Thank you @steaksauce. Indeed, we use Icinga API a lot. Is there a way to make Icinga release memory or decrease the memory footprint?

steaksauce · October 25, 2021, 3:41pm

Unfortunately, not that I am aware of;

we had the thought of introducing a 2nd master, but afaik they don’t actually load balance like that – only 1 master has the IDO role, so it’s more of an active-passive HA setup.

In our case, we were able to significantly reduce our memory footprint by moving all of the passive checks to another server and point the calls to the fqdn of the Icinga2 API however. Not sure if this applies to you, but worth a shot.

Worth noting that this was a one-time fix and as we added more scripts/processes that required API calls, we had to increase server resources.
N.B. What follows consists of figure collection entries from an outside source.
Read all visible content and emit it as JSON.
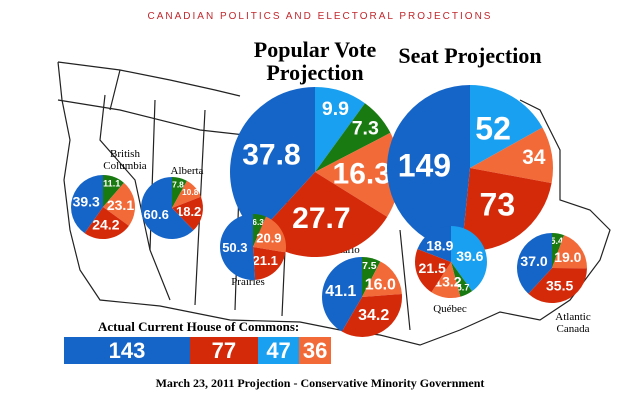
{
  "blog_title": "CANADIAN POLITICS AND ELECTORAL PROJECTIONS",
  "colors": {
    "conservative": "#1565c8",
    "liberal": "#d42a0a",
    "bloc": "#1aa0f0",
    "ndp": "#f26a38",
    "green": "#1a7a12"
  },
  "chart_data": [
    {
      "type": "pie",
      "title": "Popular Vote Projection",
      "slices": [
        {
          "party": "bloc",
          "value": "9.9"
        },
        {
          "party": "green",
          "value": "7.3"
        },
        {
          "party": "ndp",
          "value": "16.3"
        },
        {
          "party": "liberal",
          "value": "27.7"
        },
        {
          "party": "conservative",
          "value": "37.8"
        }
      ]
    },
    {
      "type": "pie",
      "title": "Seat Projection",
      "slices": [
        {
          "party": "bloc",
          "value": "52"
        },
        {
          "party": "ndp",
          "value": "34"
        },
        {
          "party": "liberal",
          "value": "73"
        },
        {
          "party": "conservative",
          "value": "149"
        }
      ]
    },
    {
      "type": "pie",
      "title": "British Columbia",
      "slices": [
        {
          "party": "green",
          "value": "11.1"
        },
        {
          "party": "ndp",
          "value": "23.1"
        },
        {
          "party": "liberal",
          "value": "24.2"
        },
        {
          "party": "conservative",
          "value": "39.3"
        }
      ]
    },
    {
      "type": "pie",
      "title": "Alberta",
      "slices": [
        {
          "party": "green",
          "value": "7.8"
        },
        {
          "party": "ndp",
          "value": "10.8"
        },
        {
          "party": "liberal",
          "value": "18.2"
        },
        {
          "party": "conservative",
          "value": "60.6"
        }
      ]
    },
    {
      "type": "pie",
      "title": "Prairies",
      "slices": [
        {
          "party": "green",
          "value": "6.3"
        },
        {
          "party": "ndp",
          "value": "20.9"
        },
        {
          "party": "liberal",
          "value": "21.1"
        },
        {
          "party": "conservative",
          "value": "50.3"
        }
      ]
    },
    {
      "type": "pie",
      "title": "Ontario",
      "slices": [
        {
          "party": "green",
          "value": "7.5"
        },
        {
          "party": "ndp",
          "value": "16.0"
        },
        {
          "party": "liberal",
          "value": "34.2"
        },
        {
          "party": "conservative",
          "value": "41.1"
        }
      ]
    },
    {
      "type": "pie",
      "title": "Québec",
      "slices": [
        {
          "party": "bloc",
          "value": "39.6"
        },
        {
          "party": "green",
          "value": "5.7"
        },
        {
          "party": "ndp",
          "value": "13.2"
        },
        {
          "party": "liberal",
          "value": "21.5"
        },
        {
          "party": "conservative",
          "value": "18.9"
        }
      ]
    },
    {
      "type": "pie",
      "title": "Atlantic Canada",
      "slices": [
        {
          "party": "green",
          "value": "5.4"
        },
        {
          "party": "ndp",
          "value": "19.0"
        },
        {
          "party": "liberal",
          "value": "35.5"
        },
        {
          "party": "conservative",
          "value": "37.0"
        }
      ]
    }
  ],
  "house": {
    "title": "Actual Current House of Commons:",
    "seats": [
      {
        "party": "conservative",
        "value": "143"
      },
      {
        "party": "liberal",
        "value": "77"
      },
      {
        "party": "bloc",
        "value": "47"
      },
      {
        "party": "ndp",
        "value": "36"
      }
    ]
  },
  "footer": "March 23, 2011 Projection - Conservative Minority Government"
}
drapiti · October 29, 2021, 7:04pm

Two things, you might consider using two masters with HA disabled. This means each master has it’s own db and for api passive checks will allow you to balance the load on two rather than one server. Secondly try using Jamalloc, it will be integrated in version 2.14, however you can load it on current versions. The memory and cpu usage is much better.